Wednesday, April 26, 2006

ME Back/Bench

One Armed Braced Dumbbell Press: 15x5, 20x5, 25x5, 30x5, 35x5, 45x5x5. I did these first as a shoulder warmup for everything else. That, and I was gonna try something different: I was gonna do deadlifts LAST. I figured if I worked everything hard first, the deadlifts would really finish my muscles off better.

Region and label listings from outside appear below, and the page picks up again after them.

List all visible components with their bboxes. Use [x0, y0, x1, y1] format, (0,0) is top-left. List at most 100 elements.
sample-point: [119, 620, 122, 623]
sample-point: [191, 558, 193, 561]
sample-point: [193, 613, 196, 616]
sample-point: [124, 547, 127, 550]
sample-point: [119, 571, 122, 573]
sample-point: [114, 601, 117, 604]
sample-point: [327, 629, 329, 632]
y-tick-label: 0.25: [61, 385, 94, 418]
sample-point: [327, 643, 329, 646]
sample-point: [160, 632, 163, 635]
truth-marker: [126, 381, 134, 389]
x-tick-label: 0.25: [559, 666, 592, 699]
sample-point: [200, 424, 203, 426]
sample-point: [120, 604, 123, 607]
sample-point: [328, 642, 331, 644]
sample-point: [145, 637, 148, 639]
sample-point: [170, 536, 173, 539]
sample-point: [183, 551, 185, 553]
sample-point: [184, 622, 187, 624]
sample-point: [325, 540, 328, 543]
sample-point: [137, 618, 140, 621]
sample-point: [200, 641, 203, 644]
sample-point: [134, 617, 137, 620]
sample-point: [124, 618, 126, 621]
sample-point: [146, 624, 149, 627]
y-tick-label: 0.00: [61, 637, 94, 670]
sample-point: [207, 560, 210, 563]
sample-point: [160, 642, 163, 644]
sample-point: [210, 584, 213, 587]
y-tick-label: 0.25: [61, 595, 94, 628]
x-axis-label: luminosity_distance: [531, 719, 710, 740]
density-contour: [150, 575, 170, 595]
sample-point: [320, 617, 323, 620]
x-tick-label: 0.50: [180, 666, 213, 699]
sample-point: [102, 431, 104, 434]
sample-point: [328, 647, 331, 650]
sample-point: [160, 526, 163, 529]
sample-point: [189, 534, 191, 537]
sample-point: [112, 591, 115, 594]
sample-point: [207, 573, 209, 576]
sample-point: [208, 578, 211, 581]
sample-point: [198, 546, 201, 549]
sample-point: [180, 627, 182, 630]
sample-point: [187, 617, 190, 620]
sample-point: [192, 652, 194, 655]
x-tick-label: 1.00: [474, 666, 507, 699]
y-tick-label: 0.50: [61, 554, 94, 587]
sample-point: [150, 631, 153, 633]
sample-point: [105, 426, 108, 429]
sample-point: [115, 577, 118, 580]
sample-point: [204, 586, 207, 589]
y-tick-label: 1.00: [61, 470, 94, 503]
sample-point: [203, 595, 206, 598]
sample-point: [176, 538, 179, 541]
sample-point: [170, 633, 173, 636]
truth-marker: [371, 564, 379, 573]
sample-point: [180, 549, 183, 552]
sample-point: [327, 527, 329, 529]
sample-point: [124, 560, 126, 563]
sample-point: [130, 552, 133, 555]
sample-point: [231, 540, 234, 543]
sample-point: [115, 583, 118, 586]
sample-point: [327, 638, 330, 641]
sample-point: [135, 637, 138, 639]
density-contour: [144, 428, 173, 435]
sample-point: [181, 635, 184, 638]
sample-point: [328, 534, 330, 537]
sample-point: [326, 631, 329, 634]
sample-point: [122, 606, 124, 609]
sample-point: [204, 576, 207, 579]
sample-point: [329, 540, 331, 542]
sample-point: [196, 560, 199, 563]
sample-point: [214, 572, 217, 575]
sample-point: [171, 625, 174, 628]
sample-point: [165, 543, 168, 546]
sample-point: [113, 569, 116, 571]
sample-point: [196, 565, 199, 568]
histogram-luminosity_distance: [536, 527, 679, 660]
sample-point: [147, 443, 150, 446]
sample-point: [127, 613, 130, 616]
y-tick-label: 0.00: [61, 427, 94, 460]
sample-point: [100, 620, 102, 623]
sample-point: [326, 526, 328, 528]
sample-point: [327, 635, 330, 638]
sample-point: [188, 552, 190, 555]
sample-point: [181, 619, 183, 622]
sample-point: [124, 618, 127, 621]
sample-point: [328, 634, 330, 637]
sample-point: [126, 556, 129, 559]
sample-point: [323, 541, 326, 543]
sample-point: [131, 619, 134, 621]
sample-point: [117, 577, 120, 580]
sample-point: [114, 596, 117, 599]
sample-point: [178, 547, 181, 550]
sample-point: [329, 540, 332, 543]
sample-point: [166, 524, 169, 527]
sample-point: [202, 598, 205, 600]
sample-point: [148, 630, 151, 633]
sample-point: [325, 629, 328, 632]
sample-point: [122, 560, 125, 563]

Nautilus Nitro Pullover: 60x5, 70x5, 80x5, 90x5, 105x5x5

Hoist Neutral Grip Chinup (BWT 238.3): 88.3x10, 98.3x8, 108.3x7, 108.3x6

Triset:
18" Incline Bar Pushups: Failure at 15, 11, 8, 7 reps. Same as last time, and it was grueling. My back wasn't helping much, and I forgot that pullovers work your triceps hard, too.
Barbell Curls: 50x10x2, 60x5; (Descending set) 70x2, 60x3, 50x4, 40x3, 30x3, 20x3
Planks: 6 30-second holds

Rack Pulls Below the Knees: 165x5, 195x5, 225x5, 255x5, 275x5, 305x5, 325x2. The rack I usually use was taken. This one was like a half rack with 2 fixed bars on the side behind the squat area, and these gave me 3-4" depth below the knees. 305 was just brutally hard work! Since I had 315 for 4 last week, I went for broke and added 10 anyway. 325 took everything out of me. I did try to budge 325 for a third rep (twice) but I couldn't even do a sloppy rep if I tried.

1 comment:

Alberto said...

Sometimes, it's the bodybuilder in me doing the thinking:)

That, and there are times when I try to do deadlifts last because, in a 3-lift meet, that's how it's done. . . . when the other lifts have already taken it out of you.